LeBlanc’s main takeaway from the study is that tagraxofusp has an impressive ORR and appears to be a highly effective bridging therapy for many patients. However, he said the data also make clear that vigilance is required when treating patients with the therapy.
“The challenge is you have to know about the nuances of capillary leak, what that looks like, how to address it, and to follow what’s in those NCCN guidelines about good supportive care if you’re going to safely give this therapy,” he said.

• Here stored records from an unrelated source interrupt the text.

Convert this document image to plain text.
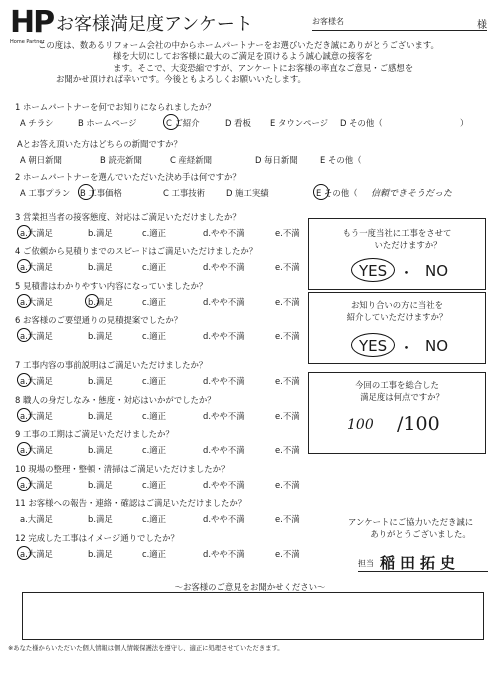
HP
Home Partner
お客様満足度アンケート	お客様名	様
この度は、数あるリフォーム会社の中からホームパートナーをお選びいただき誠にありがとうございます。
様を大切にしてお客様に最大のご満足を頂けるよう誠心誠意の接客を
ます。そこで、大変恐縮ですが、アンケートにお客様の率直なご意見・ご感想を
お聞かせ頂ければ幸いです。今後ともよろしくお願いいたします。
1 ホームパートナーを何でお知りになられましたか？
A チラシ	B ホームページ	C ご紹介	D 看板 E タウンページ D その他（	）
Aとお答え頂いた方はどちらの新聞ですか？
A 朝日新聞	B 読売新聞	C 産経新聞	D 毎日新聞	E その他（
2 ホームパートナーを選んでいただいた決め手は何ですか？
A 工事プラン B 工事価格	C 工事技術 D 施工実績	E その他（ 信頼できそうだった
3 営業担当者の接客態度、対応はご満足いただけましたか？
a.大満足	b.満足	c.適正	d.やや不満	e.不満
4 ご依頼から見積りまでのスピードはご満足いただけましたか？
a.大満足	b.満足	c.適正	d.やや不満	e.不満
5 見積書はわかりやすい内容になっていましたか？
a.大満足	b.満足	c.適正	d.やや不満	e.不満
6 お客様のご要望通りの見積提案でしたか？
a.大満足	b.満足	c.適正	d.やや不満	e.不満
7 工事内容の事前説明はご満足いただけましたか？
a.大満足	b.満足	c.適正	d.やや不満	e.不満
8 職人の身だしなみ・態度・対応はいかがでしたか？
a.大満足	b.満足	c.適正	d.やや不満	e.不満
9 工事の工期はご満足いただけましたか？
a.大満足	b.満足	c.適正	d.やや不満	e.不満
10 現場の整理・整頓・清掃はご満足いただけましたか？
a.大満足	b.満足	c.適正	d.やや不満	e.不満
11 お客様への報告・連絡・確認はご満足いただけましたか？
a.大満足	b.満足	c.適正	d.やや不満	e.不満
12 完成した工事はイメージ通りでしたか？
a.大満足	b.満足	c.適正	d.やや不満	e.不満
もう一度当社に工事をさせて
いただけますか？
YES ・ NO
お知り合いの方に当社を
紹介していただけますか？
YES ・ NO
今回の工事を総合した
満足度は何点ですか？
100 /100
アンケートにご協力いただき誠に
ありがとうございました。
担当 稲田拓史
～お客様のご意見をお聞かせください～
※あなた様からいただいた個人情報は個人情報保護法を遵守し、適正に処理させていただきます。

Patel said she urges community oncologists to make sure they get a solid, comprehensive patient history and physical, and use skin and bone marrow biopsies to aid diagnosis.
If the patient ends up with a BPDCN diagnosis and is a good candidate for tagraxofusp, she said she would be in regular contact with colleagues like LeBlanc at academic medical centers.
“If the patient is fit, we use tagraxofusp up front and start working on their transplant eligibility up front,” she said.